Nutrimeals co-owners Grace Clark and Samuel Hale. 

NUTRIMEALS

Meanwhile in Sweden, start-up Lifvs has developed ‘unmanned’ grocery stores open 24/7 where users just need an app to shop in them. Co-founder Daniel Lundh, has put the stores in locations ignored by bigger grocery retailers such as sparsely-populated areas. For the elderly and people who don’t want to leave home because of Covid-19, Lifvs has also partnered with local associations for home delivery.

So far, Nutrimeals has just two kiosks at Place 9-6 at 940 6th Ave, and the Parallel Center at 1040 7th Ave, in Calgary’s downtown commercial core and West End respectively. The priority for the company is to recruit new app users and build a loyal following of younger consumers using influencers on social media like Instagram.

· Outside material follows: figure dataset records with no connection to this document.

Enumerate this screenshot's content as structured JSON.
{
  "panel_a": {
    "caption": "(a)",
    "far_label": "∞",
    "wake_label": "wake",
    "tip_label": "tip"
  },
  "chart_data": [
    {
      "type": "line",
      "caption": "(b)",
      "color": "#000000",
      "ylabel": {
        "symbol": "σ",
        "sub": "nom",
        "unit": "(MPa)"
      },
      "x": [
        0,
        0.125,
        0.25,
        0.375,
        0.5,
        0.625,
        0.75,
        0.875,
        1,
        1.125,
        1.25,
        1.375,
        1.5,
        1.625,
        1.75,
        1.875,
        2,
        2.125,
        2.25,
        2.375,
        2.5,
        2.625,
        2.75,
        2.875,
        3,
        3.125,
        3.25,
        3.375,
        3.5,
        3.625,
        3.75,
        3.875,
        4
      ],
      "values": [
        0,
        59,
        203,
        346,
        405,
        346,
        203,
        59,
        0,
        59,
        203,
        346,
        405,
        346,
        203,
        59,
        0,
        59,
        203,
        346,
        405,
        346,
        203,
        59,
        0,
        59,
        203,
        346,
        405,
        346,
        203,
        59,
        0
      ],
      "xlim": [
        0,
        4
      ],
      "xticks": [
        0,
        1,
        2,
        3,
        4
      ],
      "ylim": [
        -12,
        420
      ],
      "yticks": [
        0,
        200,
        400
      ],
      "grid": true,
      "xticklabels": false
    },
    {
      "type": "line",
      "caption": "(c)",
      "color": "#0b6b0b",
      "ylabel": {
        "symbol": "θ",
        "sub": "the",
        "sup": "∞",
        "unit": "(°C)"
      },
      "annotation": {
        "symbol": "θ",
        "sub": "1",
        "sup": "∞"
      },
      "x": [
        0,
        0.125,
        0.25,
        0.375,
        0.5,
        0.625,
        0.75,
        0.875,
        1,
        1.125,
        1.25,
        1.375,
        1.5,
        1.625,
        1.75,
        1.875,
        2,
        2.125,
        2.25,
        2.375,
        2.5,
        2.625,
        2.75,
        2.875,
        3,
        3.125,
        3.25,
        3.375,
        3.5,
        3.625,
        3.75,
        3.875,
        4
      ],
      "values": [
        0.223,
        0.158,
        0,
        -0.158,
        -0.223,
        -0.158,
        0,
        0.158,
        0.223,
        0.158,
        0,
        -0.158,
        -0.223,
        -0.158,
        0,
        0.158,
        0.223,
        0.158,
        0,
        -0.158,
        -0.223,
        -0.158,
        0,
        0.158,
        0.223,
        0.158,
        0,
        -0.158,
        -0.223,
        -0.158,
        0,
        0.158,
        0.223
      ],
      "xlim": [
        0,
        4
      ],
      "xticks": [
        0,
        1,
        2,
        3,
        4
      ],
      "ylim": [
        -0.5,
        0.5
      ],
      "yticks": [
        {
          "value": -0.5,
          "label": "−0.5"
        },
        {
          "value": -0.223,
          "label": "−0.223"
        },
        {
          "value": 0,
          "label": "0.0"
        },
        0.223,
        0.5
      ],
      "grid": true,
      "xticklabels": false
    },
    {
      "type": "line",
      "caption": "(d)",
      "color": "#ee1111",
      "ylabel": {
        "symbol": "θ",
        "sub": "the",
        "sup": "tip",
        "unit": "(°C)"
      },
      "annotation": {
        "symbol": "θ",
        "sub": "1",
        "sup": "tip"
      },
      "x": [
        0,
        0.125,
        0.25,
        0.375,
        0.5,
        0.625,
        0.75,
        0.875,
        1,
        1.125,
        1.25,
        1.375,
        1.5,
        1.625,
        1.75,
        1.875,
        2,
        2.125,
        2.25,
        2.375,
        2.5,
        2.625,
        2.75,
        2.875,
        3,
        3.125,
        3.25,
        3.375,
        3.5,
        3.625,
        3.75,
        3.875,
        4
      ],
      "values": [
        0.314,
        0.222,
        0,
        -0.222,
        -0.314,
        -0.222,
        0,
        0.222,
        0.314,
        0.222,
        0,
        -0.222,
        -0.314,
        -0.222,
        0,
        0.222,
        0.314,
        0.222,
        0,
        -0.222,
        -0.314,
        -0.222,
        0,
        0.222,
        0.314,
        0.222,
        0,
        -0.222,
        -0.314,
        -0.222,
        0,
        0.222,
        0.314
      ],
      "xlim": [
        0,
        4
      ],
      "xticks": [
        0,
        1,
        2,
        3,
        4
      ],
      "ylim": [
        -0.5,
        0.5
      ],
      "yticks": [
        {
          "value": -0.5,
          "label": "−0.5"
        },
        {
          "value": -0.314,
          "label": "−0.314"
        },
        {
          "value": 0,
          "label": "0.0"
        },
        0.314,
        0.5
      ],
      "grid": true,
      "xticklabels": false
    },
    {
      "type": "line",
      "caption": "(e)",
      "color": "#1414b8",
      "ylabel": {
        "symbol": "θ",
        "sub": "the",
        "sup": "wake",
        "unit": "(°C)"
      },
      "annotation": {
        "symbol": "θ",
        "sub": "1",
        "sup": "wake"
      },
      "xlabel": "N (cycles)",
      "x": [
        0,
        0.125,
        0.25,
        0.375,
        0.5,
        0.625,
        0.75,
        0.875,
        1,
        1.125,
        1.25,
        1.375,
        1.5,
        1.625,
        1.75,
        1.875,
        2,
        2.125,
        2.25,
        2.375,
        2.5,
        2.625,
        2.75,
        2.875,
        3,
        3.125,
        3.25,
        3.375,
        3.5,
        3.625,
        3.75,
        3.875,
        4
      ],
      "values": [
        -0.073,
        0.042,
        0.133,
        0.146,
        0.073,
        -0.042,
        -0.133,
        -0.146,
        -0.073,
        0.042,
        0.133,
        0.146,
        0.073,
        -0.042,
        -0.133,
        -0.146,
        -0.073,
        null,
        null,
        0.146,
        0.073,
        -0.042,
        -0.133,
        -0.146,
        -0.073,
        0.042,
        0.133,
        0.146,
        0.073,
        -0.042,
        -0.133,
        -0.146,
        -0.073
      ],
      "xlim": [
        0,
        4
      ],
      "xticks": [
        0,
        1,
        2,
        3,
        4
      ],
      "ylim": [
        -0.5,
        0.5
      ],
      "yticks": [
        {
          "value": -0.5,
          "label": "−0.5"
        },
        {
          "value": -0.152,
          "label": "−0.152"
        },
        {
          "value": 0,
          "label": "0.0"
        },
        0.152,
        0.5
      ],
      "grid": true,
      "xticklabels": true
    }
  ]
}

The first two weeks saw 50 new users and an immediate sales pick-up. But progress may initially be slow for a novel and untried model like smartphone contactless vending.

Myriad possibilities

Clark also admits that the profitability of each kiosk—and the model itself—relies on multiple factors “some outside of our control” including rent cost structures (profit share versus base rent models), footfall and catchment demographics. Nevertheless, Grace—supported by Nutrimeals’ other co-owner, Samuel Hale—is optimistic that the concept can catch on.

“Nobody has ever been able to order food items from a vending machine on their smartphone before. Based on our forecasts, it is not unreasonable to assume that the kiosks can be paid off and profitable in less than a year,” she says.

Nutrimeals vending machine with person holding ready meals.

Meals are ordered from an app and picked up from the machine. 

NUTRIMEALS

Nutrimeals is currently negotiating with owners of residential properties like condominiums and apartment buildings as well as universities in Alberta, to place vending units in high footfall areas.

Scaling up cross-country is some way off, but other Canadian provinces are earmarked. “We are looking to expand into Ontario early next year which will involve a third party co-packing partner,” Clark says.

Bankrolling the new kiosk retail model is Clark and Hale’s core e-commerce business of supplying weekly home-delivered ready meals to private customers, which first launched in September 2017.

“We’re basically a personal chef to our customers,” Clark says. “They range in age from 25 to 55 with good disposable incomes. It’s more high-end, with a different focus to say UberEats.” A key difference is that Nutrimeals makes its products, and orders are placed for a whole week. Therefore purchases are pre-planned, not impulse led.

With just two years worth of experience on that side of the food business, the entrepreneurial pair have taken to tech for their next adventure. Clark is convinced that—once the idea of contactless meals vending is established—there are limitless possibilities for new locations including airports, fitness facilities, hospitals and retirement homes.